The plan would create a stormwater authority for the City of New Haven. Initially, it would be a new enterprise fund that can set up fees for the removal of stormwater in the city. Property owners would pay proportionally to how much stormwater runoff their property creates, with large impermeable parking lots costing the most.
It would mark a change from the current system, under which stormwater removal is paid for through property taxes.
Since a large part of New Haven comprises non-taxable property belonging to not-for-profits and schools, taxpaying homeowners and businesses have been footing the city’s whole stormwater removal. The new stormwater authority is designed to change that situation, according to Rob Smuts, the city’s chief administrative officer.
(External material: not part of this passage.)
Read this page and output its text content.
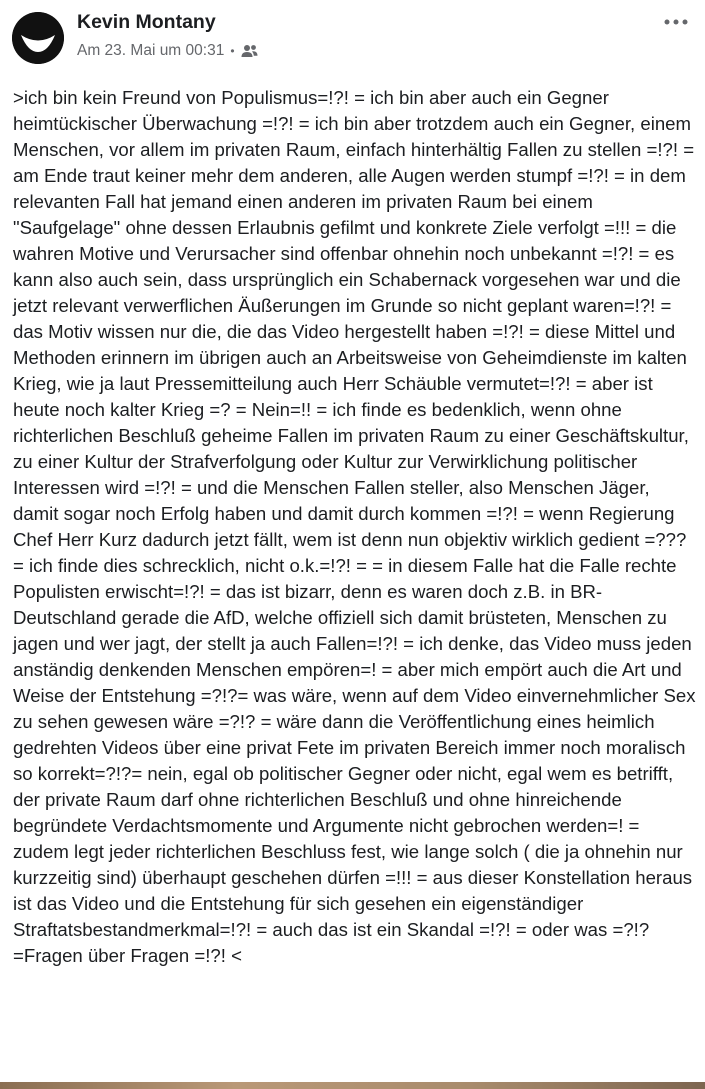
Kevin Montany
Am 23. Mai um 00:31 •
>ich bin kein Freund von Populismus=!?! = ich bin aber auch ein Gegner heimtückischer Überwachung =!?! = ich bin aber trotzdem auch ein Gegner, einem Menschen, vor allem im privaten Raum, einfach hinterhältig Fallen zu stellen =!?! = am Ende traut keiner mehr dem anderen, alle Augen werden stumpf =!?! = in dem relevanten Fall hat jemand einen anderen im privaten Raum bei einem "Saufgelage" ohne dessen Erlaubnis gefilmt und konkrete Ziele verfolgt =!!! = die wahren Motive und Verursacher sind offenbar ohnehin noch unbekannt =!?! = es kann also auch sein, dass ursprünglich ein Schabernack vorgesehen war und die jetzt relevant verwerflichen Äußerungen im Grunde so nicht geplant waren=!?! = das Motiv wissen nur die, die das Video hergestellt haben =!?! = diese Mittel und Methoden erinnern im übrigen auch an Arbeitsweise von Geheimdienste im kalten Krieg, wie ja laut Pressemitteilung auch Herr Schäuble vermutet=!?! = aber ist heute noch kalter Krieg =? = Nein=!! = ich finde es bedenklich, wenn ohne richterlichen Beschluß geheime Fallen im privaten Raum zu einer Geschäftskultur, zu einer Kultur der Strafverfolgung oder Kultur zur Verwirklichung politischer Interessen wird =!?! = und die Menschen Fallen steller, also Menschen Jäger, damit sogar noch Erfolg haben und damit durch kommen =!?! = wenn Regierung Chef Herr Kurz dadurch jetzt fällt, wem ist denn nun objektiv wirklich gedient =??? = ich finde dies schrecklich, nicht o.k.=!?! = = in diesem Falle hat die Falle rechte Populisten erwischt=!?! = das ist bizarr, denn es waren doch z.B. in BR- Deutschland gerade die AfD, welche offiziell sich damit brüsteten, Menschen zu jagen und wer jagt, der stellt ja auch Fallen=!?! = ich denke, das Video muss jeden anständig denkenden Menschen empören=! = aber mich empört auch die Art und Weise der Entstehung =?!?= was wäre, wenn auf dem Video einvernehmlicher Sex zu sehen gewesen wäre =?!? = wäre dann die Veröffentlichung eines heimlich gedrehten Videos über eine privat Fete im privaten Bereich immer noch moralisch so korrekt=?!?= nein, egal ob politischer Gegner oder nicht, egal wem es betrifft, der private Raum darf ohne richterlichen Beschluß und ohne hinreichende begründete Verdachtsmomente und Argumente nicht gebrochen werden=! = zudem legt jeder richterlichen Beschluss fest, wie lange solch ( die ja ohnehin nur kurzzeitig sind) überhaupt geschehen dürfen =!!! = aus dieser Konstellation heraus ist das Video und die Entstehung für sich gesehen ein eigenständiger Straftatsbestandmerkmal=!?! = auch das ist ein Skandal =!?! = oder was =?!?=Fragen über Fragen =!?! <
At Monday’s meeting of the Board of Aldermen, an ordinance amendment to create the stormwater authority was introduced. Smuts said he expects the authority could be in place by the start of the next fiscal year, July 1, 2011. The average homeowner would probably see an annual bill of $40 or $50, Smuts said.
A stormwater authority has been in the works for some time, Smuts said. In 2007, the state general assembly authorized creation of such authorities, and paid for four towns to study the issue. New Haven did such a study and found the plan would make sense.
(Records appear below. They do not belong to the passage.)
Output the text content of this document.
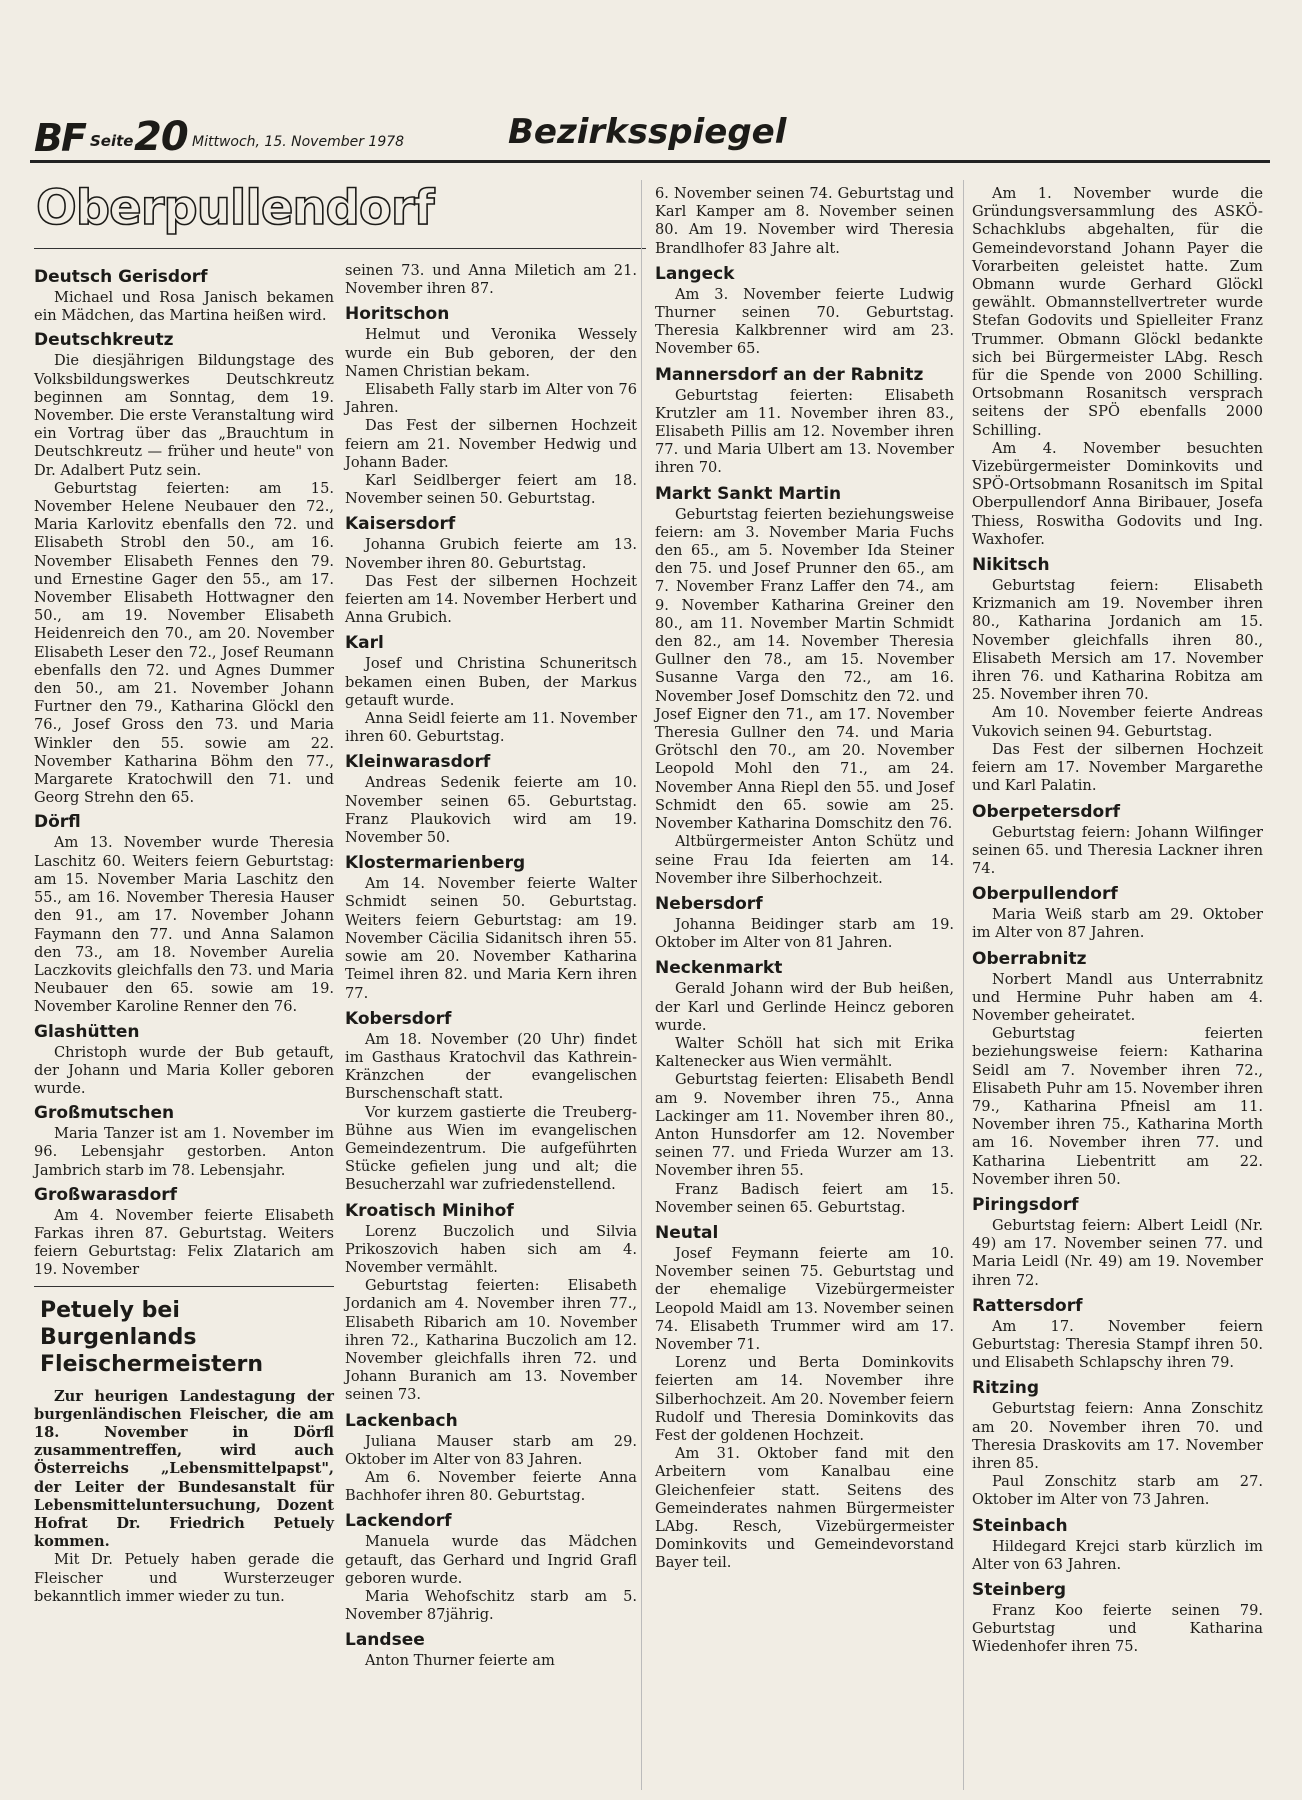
BF Seite 20 Mittwoch, 15. November 1978	Bezirksspiegel
Oberpullendorf
Deutsch Gerisdorf

Michael und Rosa Janisch bekamen ein Mädchen, das Martina heißen wird.

Deutschkreutz

Die diesjährigen Bildungstage des Volksbildungswerkes Deutschkreutz beginnen am Sonntag, dem 19. November. Die erste Veranstaltung wird ein Vortrag über das „Brauchtum in Deutschkreutz — früher und heute" von Dr. Adalbert Putz sein.

Geburtstag feierten: am 15. November Helene Neubauer den 72., Maria Karlovitz ebenfalls den 72. und Elisabeth Strobl den 50., am 16. November Elisabeth Fennes den 79. und Ernestine Gager den 55., am 17. November Elisabeth Hottwagner den 50., am 19. November Elisabeth Heidenreich den 70., am 20. November Elisabeth Leser den 72., Josef Reumann ebenfalls den 72. und Agnes Dummer den 50., am 21. November Johann Furtner den 79., Katharina Glöckl den 76., Josef Gross den 73. und Maria Winkler den 55. sowie am 22. November Katharina Böhm den 77., Margarete Kratochwill den 71. und Georg Strehn den 65.

Dörfl

Am 13. November wurde Theresia Laschitz 60. Weiters feiern Geburtstag: am 15. November Maria Laschitz den 55., am 16. November Theresia Hauser den 91., am 17. November Johann Faymann den 77. und Anna Salamon den 73., am 18. November Aurelia Laczkovits gleichfalls den 73. und Maria Neubauer den 65. sowie am 19. November Karoline Renner den 76.

Glashütten

Christoph wurde der Bub getauft, der Johann und Maria Koller geboren wurde.

Großmutschen

Maria Tanzer ist am 1. November im 96. Lebensjahr gestorben. Anton Jambrich starb im 78. Lebensjahr.

Großwarasdorf

Am 4. November feierte Elisabeth Farkas ihren 87. Geburtstag. Weiters feiern Geburtstag: Felix Zlatarich am 19. November

Petuely bei Burgenlands Fleischermeistern

Zur heurigen Landestagung der burgenländischen Fleischer, die am 18. November in Dörfl zusammentreffen, wird auch Österreichs „Lebensmittelpapst", der Leiter der Bundesanstalt für Lebensmitteluntersuchung, Dozent Hofrat Dr. Friedrich Petuely kommen.

Mit Dr. Petuely haben gerade die Fleischer und Wursterzeuger bekanntlich immer wieder zu tun.

seinen 73. und Anna Miletich am 21. November ihren 87.

Horitschon

Helmut und Veronika Wessely wurde ein Bub geboren, der den Namen Christian bekam.

Elisabeth Fally starb im Alter von 76 Jahren.

Das Fest der silbernen Hochzeit feiern am 21. November Hedwig und Johann Bader.

Karl Seidlberger feiert am 18. November seinen 50. Geburtstag.

Kaisersdorf

Johanna Grubich feierte am 13. November ihren 80. Geburtstag.

Das Fest der silbernen Hochzeit feierten am 14. November Herbert und Anna Grubich.

Karl

Josef und Christina Schuneritsch bekamen einen Buben, der Markus getauft wurde.

Anna Seidl feierte am 11. November ihren 60. Geburtstag.

Kleinwarasdorf

Andreas Sedenik feierte am 10. November seinen 65. Geburtstag. Franz Plaukovich wird am 19. November 50.

Klostermarienberg

Am 14. November feierte Walter Schmidt seinen 50. Geburtstag. Weiters feiern Geburtstag: am 19. November Cäcilia Sidanitsch ihren 55. sowie am 20. November Katharina Teimel ihren 82. und Maria Kern ihren 77.

Kobersdorf

Am 18. November (20 Uhr) findet im Gasthaus Kratochvil das Kathrein-Kränzchen der evangelischen Burschenschaft statt.

Vor kurzem gastierte die Treuberg-Bühne aus Wien im evangelischen Gemeindezentrum. Die aufgeführten Stücke gefielen jung und alt; die Besucherzahl war zufriedenstellend.

Kroatisch Minihof

Lorenz Buczolich und Silvia Prikoszovich haben sich am 4. November vermählt.

Geburtstag feierten: Elisabeth Jordanich am 4. November ihren 77., Elisabeth Ribarich am 10. November ihren 72., Katharina Buczolich am 12. November gleichfalls ihren 72. und Johann Buranich am 13. November seinen 73.

Lackenbach

Juliana Mauser starb am 29. Oktober im Alter von 83 Jahren.

Am 6. November feierte Anna Bachhofer ihren 80. Geburtstag.

Lackendorf

Manuela wurde das Mädchen getauft, das Gerhard und Ingrid Grafl geboren wurde.

Maria Wehofschitz starb am 5. November 87jährig.

Landsee

Anton Thurner feierte am

6. November seinen 74. Geburtstag und Karl Kamper am 8. November seinen 80. Am 19. November wird Theresia Brandlhofer 83 Jahre alt.

Langeck

Am 3. November feierte Ludwig Thurner seinen 70. Geburtstag. Theresia Kalkbrenner wird am 23. November 65.

Mannersdorf an der Rabnitz

Geburtstag feierten: Elisabeth Krutzler am 11. November ihren 83., Elisabeth Pillis am 12. November ihren 77. und Maria Ulbert am 13. November ihren 70.

Markt Sankt Martin

Geburtstag feierten beziehungsweise feiern: am 3. November Maria Fuchs den 65., am 5. November Ida Steiner den 75. und Josef Prunner den 65., am 7. November Franz Laffer den 74., am 9. November Katharina Greiner den 80., am 11. November Martin Schmidt den 82., am 14. November Theresia Gullner den 78., am 15. November Susanne Varga den 72., am 16. November Josef Domschitz den 72. und Josef Eigner den 71., am 17. November Theresia Gullner den 74. und Maria Grötschl den 70., am 20. November Leopold Mohl den 71., am 24. November Anna Riepl den 55. und Josef Schmidt den 65. sowie am 25. November Katharina Domschitz den 76.

Altbürgermeister Anton Schütz und seine Frau Ida feierten am 14. November ihre Silberhochzeit.

Nebersdorf

Johanna Beidinger starb am 19. Oktober im Alter von 81 Jahren.

Neckenmarkt

Gerald Johann wird der Bub heißen, der Karl und Gerlinde Heincz geboren wurde.

Walter Schöll hat sich mit Erika Kaltenecker aus Wien vermählt.

Geburtstag feierten: Elisabeth Bendl am 9. November ihren 75., Anna Lackinger am 11. November ihren 80., Anton Hunsdorfer am 12. November seinen 77. und Frieda Wurzer am 13. November ihren 55.

Franz Badisch feiert am 15. November seinen 65. Geburtstag.

Neutal

Josef Feymann feierte am 10. November seinen 75. Geburtstag und der ehemalige Vizebürgermeister Leopold Maidl am 13. November seinen 74. Elisabeth Trummer wird am 17. November 71.

Lorenz und Berta Dominkovits feierten am 14. November ihre Silberhochzeit. Am 20. November feiern Rudolf und Theresia Dominkovits das Fest der goldenen Hochzeit.

Am 31. Oktober fand mit den Arbeitern vom Kanalbau eine Gleichenfeier statt. Seitens des Gemeinderates nahmen Bürgermeister LAbg. Resch, Vizebürgermeister Dominkovits und Gemeindevorstand Bayer teil.

Am 1. November wurde die Gründungsversammlung des ASKÖ-Schachklubs abgehalten, für die Gemeindevorstand Johann Payer die Vorarbeiten geleistet hatte. Zum Obmann wurde Gerhard Glöckl gewählt. Obmannstellvertreter wurde Stefan Godovits und Spielleiter Franz Trummer. Obmann Glöckl bedankte sich bei Bürgermeister LAbg. Resch für die Spende von 2000 Schilling. Ortsobmann Rosanitsch versprach seitens der SPÖ ebenfalls 2000 Schilling.

Am 4. November besuchten Vizebürgermeister Dominkovits und SPÖ-Ortsobmann Rosanitsch im Spital Oberpullendorf Anna Biribauer, Josefa Thiess, Roswitha Godovits und Ing. Waxhofer.

Nikitsch

Geburtstag feiern: Elisabeth Krizmanich am 19. November ihren 80., Katharina Jordanich am 15. November gleichfalls ihren 80., Elisabeth Mersich am 17. November ihren 76. und Katharina Robitza am 25. November ihren 70.

Am 10. November feierte Andreas Vukovich seinen 94. Geburtstag.

Das Fest der silbernen Hochzeit feiern am 17. November Margarethe und Karl Palatin.

Oberpetersdorf

Geburtstag feiern: Johann Wilfinger seinen 65. und Theresia Lackner ihren 74.

Oberpullendorf

Maria Weiß starb am 29. Oktober im Alter von 87 Jahren.

Oberrabnitz

Norbert Mandl aus Unterrabnitz und Hermine Puhr haben am 4. November geheiratet.

Geburtstag feierten beziehungsweise feiern: Katharina Seidl am 7. November ihren 72., Elisabeth Puhr am 15. November ihren 79., Katharina Pfneisl am 11. November ihren 75., Katharina Morth am 16. November ihren 77. und Katharina Liebentritt am 22. November ihren 50.

Piringsdorf

Geburtstag feiern: Albert Leidl (Nr. 49) am 17. November seinen 77. und Maria Leidl (Nr. 49) am 19. November ihren 72.

Rattersdorf

Am 17. November feiern Geburtstag: Theresia Stampf ihren 50. und Elisabeth Schlapschy ihren 79.

Ritzing

Geburtstag feiern: Anna Zonschitz am 20. November ihren 70. und Theresia Draskovits am 17. November ihren 85.

Paul Zonschitz starb am 27. Oktober im Alter von 73 Jahren.

Steinbach

Hildegard Krejci starb kürzlich im Alter von 63 Jahren.

Steinberg

Franz Koo feierte seinen 79. Geburtstag und Katharina Wiedenhofer ihren 75.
Stormwater authorities are “pretty common in other parts of the country, but this would be the first in Connecticut,” Smuts said.
He offered four reasons a stormwater authority makes sense:
First, it will efficiently consolidate stormwater operations, which are currently shared by several departments. Smuts compared it to the city’s creation of the Solid Waste Authority, which saved the city hundreds of thousands of dollars, he said.
Second, the authority would make it easier for the city to comply with new and future environmental regulations. As a further environmental benefit, property owners would have a “direct incentive to improve their operations.” They will pay less if they mitigate their run off, he said.
Third, the authority would create a more equitable system. Currently, homeowners pay 59 percent of the cost of stormwater removal but have only 23 percent of the city’s impermeable surfaces. “So homeowners are essentially subsidizing the rest of the city,” Smuts said.
Fourth, the new fees would free up about $2 million from the general fund, Smuts said.
Paying for stormwater removal is “a significant liability on our books,” Smuts said. “This is a way of taking it off the books, having it so the average homeowner shoulders a much smaller part of the burden.”
Smuts said the city would not need new hires to run the authority; a staffer would move over from the engineering department. Fees would be assessed based on satellite imagery and on-site inspections of the impermeable surface area.
Stormwater removal is now a “hidden cost borne by taxpayers,” Smuts said. “What we’re doing is calling it out and saying theses costs exist. We’re making the people causing the costs pay for it.”
Ever since this plan to tax the rain was hatched a couple of years ago, I've been waiting for the shoe to drop. It's about as welcome as a cow pie in church.
Mayor DeStefano's rain tax is nothing but a new revenue stream for the city. This will not save any money but it will allow the city to institute a back door tax on all the non-profits who pay nothing, and for those who do make a PILOT payment, to increase it. It is also a back door tax on homeowners who already shell out more than $200 million in property taxes to the bloated mess that is City Hall.
What is now paid for with property tax dollars, we will in the future, have to pay separately with no off-setting amount on our property taxes. Why is this being done now? It's being done because the mayor needs the money to keep all the balls in the air so that he doesn't have to make the kind of cuts he should have started making five years ago, 3 years ago..hell's bells, last year instead of proposing his irresponsible 9 - 18% tax hike.
As for the solid waste authority, Mr. Smuts may want to check his math. This hasn't saved us a dime I'm told. All it did was borrow $10 million against our credit and the last I heard, the vaunted Solid Waste Authority couldn't even pay its own employees and owed city taxpayers hundreds of thousands of dollars in payroll costs that we fronted. Correct me if I'm wrong. Of the $10 million borrowed, the new Authority kicked back $6 million to balance the city's books that year. The big question is whether authority is even servicing it's own debt or are we, the taxpayers?
The storm water authority is a scam just like the solid waste authority, just like the parking authority, just like the parking meter mortgage deal. They are shell games and it's time to just stop it. If you want to tax the non-profits for their storm water, do it. The rest of us are already paying and if this goes through, there will be no stopping the future increases to satisfy the whims of whatever government employee is running it.
What's up next? Taxing the air we breathe? Or the gas we expell?